The scheduled viewing efficiency averaged 67% during the last year, allowing the observing program to transition from Cycle 3 to Cycle 4 in November. The average was approximately 3% lower than expected, mostly due to 10 interruptions of the observing schedule caused by high levels of solar activity. Once again this year, the science and mission operations teams worked hard to perform rapid re-plans and ensure a highly efficient return to the science time-line after these events. There is some indication (at last) of a decline in solar activity following solar maximum.
Observers were active in both the Target Of Opportunity (TOO) and Director's Discretionary Time (DDT) programs. Thirteen TOO targets with 18 observations and 27 DDT targets with 45 observations were accepted. Of these targets, 14 were fast response requests and required a mission schedule interruption and re-plan.
The Education and Public Outreach group have had a banner year with an increased focus on press releases and NASA Space Science Updates. Additional staff have been added to the group to aid in the production of animations and graphics, and in researching and developing science stories. Twenty science press releases and multiple other image releases were made during the year, and 4 Space Science Updates were made through NASA HQ.
The spacecraft and Science Instruments have continued to operate well and with no major anomalies. An investigation is underway to determine the cause of a decreased efficiency in the output of one of the Momentum Unloading Propulsion System (MUPS) thrusters following a longer than predicted momentum unload in December. The flight team has worked creatively to ensure no impact to the science schedule during the investigation.

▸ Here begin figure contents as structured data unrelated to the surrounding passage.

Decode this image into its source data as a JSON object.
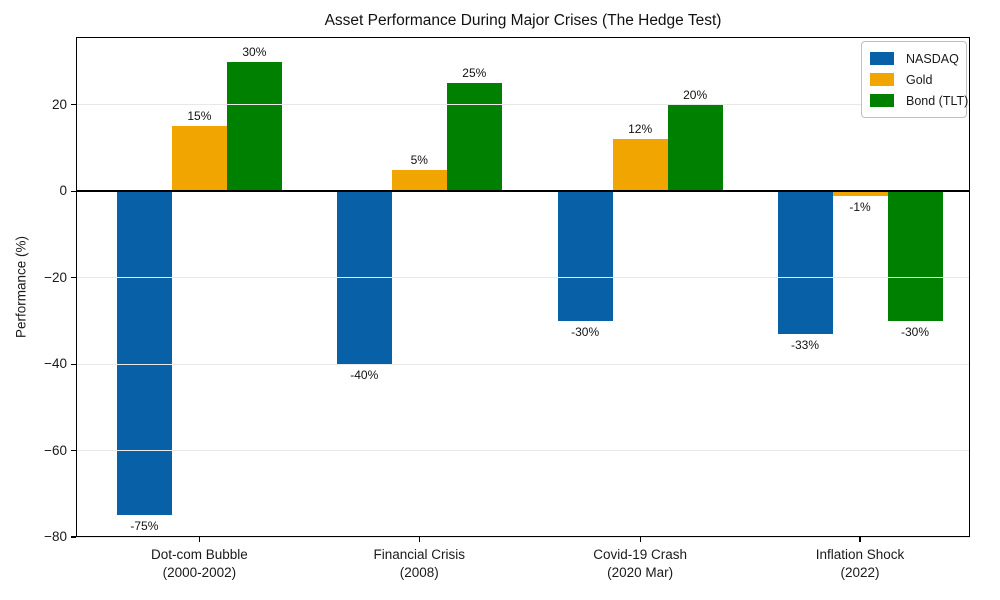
{
  "chart_data": {
    "type": "bar",
    "title": "Asset Performance During Major Crises (The Hedge Test)",
    "ylabel": "Performance (%)",
    "categories": [
      {
        "name": "Dot-com Bubble",
        "period": "(2000-2002)"
      },
      {
        "name": "Financial Crisis",
        "period": "(2008)"
      },
      {
        "name": "Covid-19 Crash",
        "period": "(2020 Mar)"
      },
      {
        "name": "Inflation Shock",
        "period": "(2022)"
      }
    ],
    "series": [
      {
        "name": "NASDAQ",
        "color": "#0861a6",
        "values": [
          -75,
          -40,
          -30,
          -33
        ],
        "labels": [
          "-75%",
          "-40%",
          "-30%",
          "-33%"
        ]
      },
      {
        "name": "Gold",
        "color": "#f0a500",
        "values": [
          15,
          5,
          12,
          -1
        ],
        "labels": [
          "15%",
          "5%",
          "12%",
          "-1%"
        ]
      },
      {
        "name": "Bond (TLT)",
        "color": "#008000",
        "values": [
          30,
          25,
          20,
          -30
        ],
        "labels": [
          "30%",
          "25%",
          "20%",
          "-30%"
        ]
      }
    ],
    "yticks": [
      {
        "value": 20,
        "label": "20"
      },
      {
        "value": 0,
        "label": "0"
      },
      {
        "value": -20,
        "label": "−20"
      },
      {
        "value": -40,
        "label": "−40"
      },
      {
        "value": -60,
        "label": "−60"
      },
      {
        "value": -80,
        "label": "−80"
      }
    ],
    "ylim": [
      -80,
      35.7
    ],
    "grid": true,
    "legend_position": "upper right"
  }
}
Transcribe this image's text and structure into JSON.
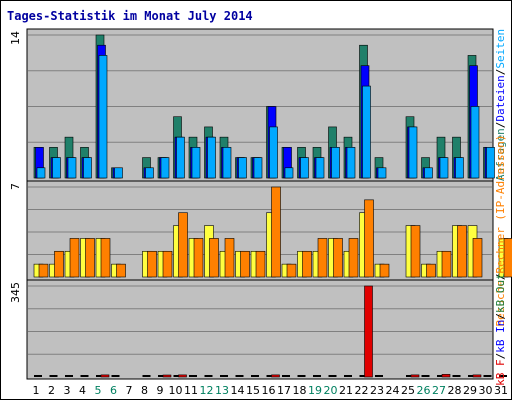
{
  "chart_data": {
    "type": "bar",
    "title": "Tages-Statistik im Monat July 2014",
    "days": [
      "1",
      "2",
      "3",
      "4",
      "5",
      "6",
      "7",
      "8",
      "9",
      "10",
      "11",
      "12",
      "13",
      "14",
      "15",
      "16",
      "17",
      "18",
      "19",
      "20",
      "21",
      "22",
      "23",
      "24",
      "25",
      "26",
      "27",
      "28",
      "29",
      "30",
      "31"
    ],
    "weekend_days": [
      "5",
      "6",
      "12",
      "13",
      "19",
      "20",
      "26",
      "27"
    ],
    "colors": {
      "background": "#c0c0c0",
      "title": "#0000a0",
      "grid": "#808080",
      "day_normal": "#000000",
      "day_weekend": "#008060",
      "anfragen": "#20806a",
      "dateien": "#0000ff",
      "seiten": "#00a8ff",
      "rechner": "#ffff40",
      "besuche": "#ff8000",
      "kb_out": "#208040",
      "kb_in": "#0000ff",
      "kb_f": "#e00000"
    },
    "panels": [
      {
        "id": "requests",
        "max_label": "14",
        "ymax": 14,
        "legend": [
          {
            "text": "Anfragen",
            "color": "#20806a"
          },
          {
            "text": "/",
            "color": "#000000"
          },
          {
            "text": "Dateien",
            "color": "#0000ff"
          },
          {
            "text": "/",
            "color": "#000000"
          },
          {
            "text": "Seiten",
            "color": "#00a8ff"
          }
        ],
        "series": [
          {
            "name": "Anfragen",
            "values": [
              3,
              3,
              4,
              3,
              14,
              1,
              0,
              2,
              2,
              6,
              4,
              5,
              4,
              2,
              2,
              7,
              3,
              3,
              3,
              5,
              4,
              13,
              2,
              0,
              6,
              2,
              4,
              4,
              12,
              3,
              0
            ]
          },
          {
            "name": "Dateien",
            "values": [
              3,
              2,
              2,
              2,
              13,
              1,
              0,
              1,
              2,
              4,
              3,
              4,
              3,
              2,
              2,
              7,
              3,
              2,
              2,
              3,
              3,
              11,
              1,
              0,
              5,
              1,
              2,
              2,
              11,
              3,
              0
            ]
          },
          {
            "name": "Seiten",
            "values": [
              1,
              2,
              2,
              2,
              12,
              1,
              0,
              1,
              2,
              4,
              3,
              4,
              3,
              2,
              2,
              5,
              1,
              2,
              2,
              3,
              3,
              9,
              1,
              0,
              5,
              1,
              2,
              2,
              7,
              3,
              0
            ]
          }
        ]
      },
      {
        "id": "visits",
        "max_label": "7",
        "ymax": 7,
        "legend": [
          {
            "text": "Besuche",
            "color": "#ff8000"
          },
          {
            "text": "/",
            "color": "#000000"
          },
          {
            "text": "Rechner (IP-Adressen)",
            "color": "#ff8000"
          }
        ],
        "series": [
          {
            "name": "Rechner",
            "values": [
              1,
              1,
              2,
              3,
              3,
              1,
              0,
              2,
              2,
              4,
              3,
              4,
              2,
              2,
              2,
              5,
              1,
              2,
              2,
              3,
              2,
              5,
              1,
              0,
              4,
              1,
              2,
              4,
              4,
              0,
              3
            ]
          },
          {
            "name": "Besuche",
            "values": [
              1,
              2,
              3,
              3,
              3,
              1,
              0,
              2,
              2,
              5,
              3,
              3,
              3,
              2,
              2,
              7,
              1,
              2,
              3,
              3,
              3,
              6,
              1,
              0,
              4,
              1,
              2,
              4,
              3,
              0,
              3
            ]
          }
        ]
      },
      {
        "id": "traffic",
        "max_label": "345",
        "ymax": 345,
        "legend": [
          {
            "text": "kB F",
            "color": "#e00000"
          },
          {
            "text": "/",
            "color": "#000000"
          },
          {
            "text": "kB In",
            "color": "#0000ff"
          },
          {
            "text": "/",
            "color": "#000000"
          },
          {
            "text": "kB Out",
            "color": "#208040"
          }
        ],
        "series": [
          {
            "name": "kB Out",
            "values": [
              2,
              2,
              2,
              2,
              2,
              2,
              0,
              2,
              2,
              2,
              2,
              2,
              2,
              2,
              2,
              2,
              2,
              2,
              2,
              2,
              2,
              2,
              2,
              0,
              2,
              2,
              2,
              2,
              2,
              2,
              2
            ]
          },
          {
            "name": "kB In",
            "values": [
              0,
              0,
              0,
              0,
              0,
              0,
              0,
              0,
              0,
              0,
              0,
              0,
              0,
              0,
              0,
              0,
              0,
              0,
              0,
              0,
              0,
              0,
              0,
              0,
              0,
              0,
              0,
              0,
              0,
              0,
              0
            ]
          },
          {
            "name": "kB F",
            "values": [
              2,
              2,
              2,
              2,
              8,
              2,
              0,
              2,
              6,
              8,
              2,
              2,
              2,
              2,
              2,
              8,
              2,
              2,
              2,
              2,
              2,
              345,
              2,
              0,
              8,
              2,
              10,
              2,
              8,
              2,
              2
            ]
          }
        ]
      }
    ]
  }
}
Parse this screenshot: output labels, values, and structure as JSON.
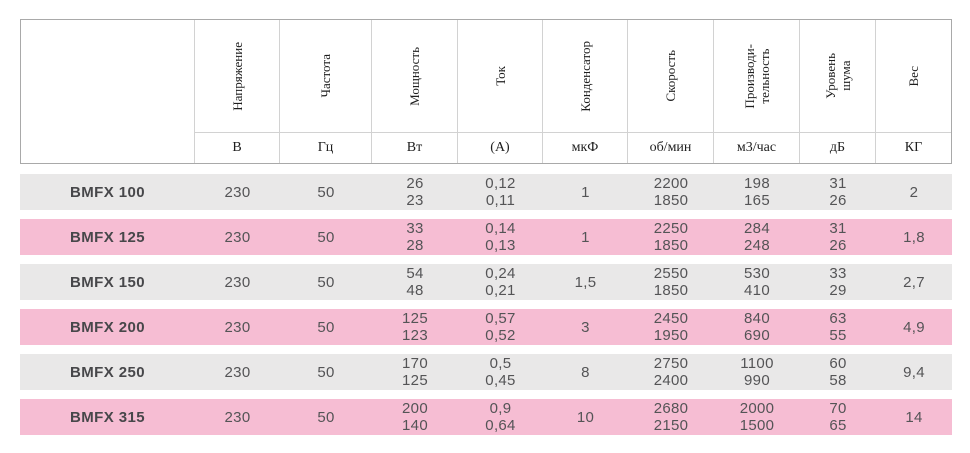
{
  "table": {
    "columns": [
      {
        "label": "",
        "unit": ""
      },
      {
        "label": "Напряжение",
        "unit": "В"
      },
      {
        "label": "Частота",
        "unit": "Гц"
      },
      {
        "label": "Мощность",
        "unit": "Вт"
      },
      {
        "label": "Ток",
        "unit": "(А)"
      },
      {
        "label": "Конденсатор",
        "unit": "мкФ"
      },
      {
        "label": "Скорость",
        "unit": "об/мин"
      },
      {
        "label": "Производи-\nтельность",
        "unit": "м3/час"
      },
      {
        "label": "Уровень\nшума",
        "unit": "дБ"
      },
      {
        "label": "Вес",
        "unit": "КГ"
      }
    ],
    "rows": [
      {
        "name": "BMFX 100",
        "band": "gray",
        "values": [
          "230",
          "50",
          "26\n23",
          "0,12\n0,11",
          "1",
          "2200\n1850",
          "198\n165",
          "31\n26",
          "2"
        ]
      },
      {
        "name": "BMFX 125",
        "band": "pink",
        "values": [
          "230",
          "50",
          "33\n28",
          "0,14\n0,13",
          "1",
          "2250\n1850",
          "284\n248",
          "31\n26",
          "1,8"
        ]
      },
      {
        "name": "BMFX 150",
        "band": "gray",
        "values": [
          "230",
          "50",
          "54\n48",
          "0,24\n0,21",
          "1,5",
          "2550\n1850",
          "530\n410",
          "33\n29",
          "2,7"
        ]
      },
      {
        "name": "BMFX 200",
        "band": "pink",
        "values": [
          "230",
          "50",
          "125\n123",
          "0,57\n0,52",
          "3",
          "2450\n1950",
          "840\n690",
          "63\n55",
          "4,9"
        ]
      },
      {
        "name": "BMFX 250",
        "band": "gray",
        "values": [
          "230",
          "50",
          "170\n125",
          "0,5\n0,45",
          "8",
          "2750\n2400",
          "1100\n990",
          "60\n58",
          "9,4"
        ]
      },
      {
        "name": "BMFX 315",
        "band": "pink",
        "values": [
          "230",
          "50",
          "200\n140",
          "0,9\n0,64",
          "10",
          "2680\n2150",
          "2000\n1500",
          "70\n65",
          "14"
        ]
      }
    ],
    "colors": {
      "row_gray": "#e9e8e8",
      "row_pink": "#f6bdd3",
      "border_outer": "#a9a9a9",
      "border_inner": "#d2d2d2",
      "header_text": "#1e1e1e",
      "data_text": "#545456"
    }
  }
}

A series of on-orbit tests were completed with the Aspect Camera to determine how close to the bright earth limb the camera could acquire and track stars. The results allowed for a reduction in the 20 degree limitation to 10 degrees and will ease scheduling of attitudes near the earth both during perigee passage and for science observing.
There were no safe modes during the year, but one safing action occurred when the spacecraft transitioned to bright star hold following a long maneuver in January. The cause was traced to a slightly inaccurate on-board gyro scale-factor and alignment matrix. A newly calibrated set of values was uplinked in May to mitigate against similar cases in the future.
Also of operational note was the nominal performance of the Observatory though two eclipse seasons, and a lunar eclipse in May.
The Science Processing team maintained an excellent record for throughput of data from observation to release to the Observer with an average time of 6 days. The Chandra archive holdings are now 1.6 TB (6M files compressed), with a total of 64.6K files corresponding to 2.5 TB retrieved last year
The Data System team completed a major port of the system to Solaris 8 in July and made releases of an interface to the Chandra Ray Tracer software (ChaRT) and an update to WebChaSer in December. CIAO 2.3 was released in November and includes a new tool that can be used to apply the CTI (charge transfer inefficiency) adjustment procedure. This correction restores some of the resolution lost due to radiation damage to the ACIS detectors early in the mission.
We look forward to continued smooth operations and exciting science results in 2003-2004.